They were both silent for a moment. Then Kate said, "And there is still no chance that you will ever marry?"
That was another thing they had settled. Kate had known since the first time Lee got expelled from boarding school exactly why Lee would never marry. She had refused to discuss the matter, beyond telling Lee that she must never do such things to nice girls. She had made a special concession for Lee—that she would not arrange a marriage for her, as marriages were arranged for all the family's girls.
"No," Lee said. "There's no chance."
"Well, then," Kate said, her voice crisp and sharp again, "I suppose that takes care of you. Now," and she turned her complacent glance to Maggie, "Margaret.”

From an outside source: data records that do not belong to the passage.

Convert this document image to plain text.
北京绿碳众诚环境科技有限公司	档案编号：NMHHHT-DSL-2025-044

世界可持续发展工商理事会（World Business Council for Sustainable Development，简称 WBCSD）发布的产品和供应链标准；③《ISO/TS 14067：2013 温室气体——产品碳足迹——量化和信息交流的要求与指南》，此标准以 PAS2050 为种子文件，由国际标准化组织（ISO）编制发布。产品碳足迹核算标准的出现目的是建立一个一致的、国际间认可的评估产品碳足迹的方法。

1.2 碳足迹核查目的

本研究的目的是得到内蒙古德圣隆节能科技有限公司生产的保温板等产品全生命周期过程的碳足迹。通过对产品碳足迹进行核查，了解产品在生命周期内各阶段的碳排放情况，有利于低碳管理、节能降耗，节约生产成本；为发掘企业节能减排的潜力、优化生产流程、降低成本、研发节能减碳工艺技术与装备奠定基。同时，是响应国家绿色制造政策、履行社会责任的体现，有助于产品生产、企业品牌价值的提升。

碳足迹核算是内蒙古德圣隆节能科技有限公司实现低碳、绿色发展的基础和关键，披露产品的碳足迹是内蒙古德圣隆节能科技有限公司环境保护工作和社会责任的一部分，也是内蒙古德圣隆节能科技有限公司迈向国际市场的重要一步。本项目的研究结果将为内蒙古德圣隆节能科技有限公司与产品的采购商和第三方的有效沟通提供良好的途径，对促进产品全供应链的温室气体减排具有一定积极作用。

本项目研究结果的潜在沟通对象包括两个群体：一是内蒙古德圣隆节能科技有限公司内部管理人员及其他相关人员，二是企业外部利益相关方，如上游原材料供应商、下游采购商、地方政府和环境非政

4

Now it was Lee's turn to gloat. She sat back and stretched her legs out in front of her, prepared to enjoy the scene of Mag the Nag versus Grandmother Kate.
But Kate did not direct her words about Maggie to the girl herself. She looked directly at Lee as she said. "We have found Margaret a husband."
It took a second for Kate's words to register on her brain. And yet, she should have expected exactly that from Kate. Maggie was the logical choice to be moved onto the estate. Maggie... with a husband. It didn't occur to her to tell Kate that Maggie might like to find a husband of her own. Kate had not had that privilege. None of the family's women had. As for love, it was a subject that simply never came up. It was not a thing that nice people discussed.
She was afraid to glance at Maggie. "Who?"
"Pieter Ten Broeck," Kate said evenly.
"My God," Lee breathed.
Maggie let out a squeak not meant to reach Kate's ears and Lee peered at her sharply. The girl looked absolutely ill, paler than Lee had ever seen her.
"But he's almost forty," Lee said desperately, using the nicest thing she could think to say about him. "He's twice Maggie's age."
Kate lowered her head slightly and looked at Lee levelly. "Pieter may have his limitations, Lesley. But he happens to be the only one available."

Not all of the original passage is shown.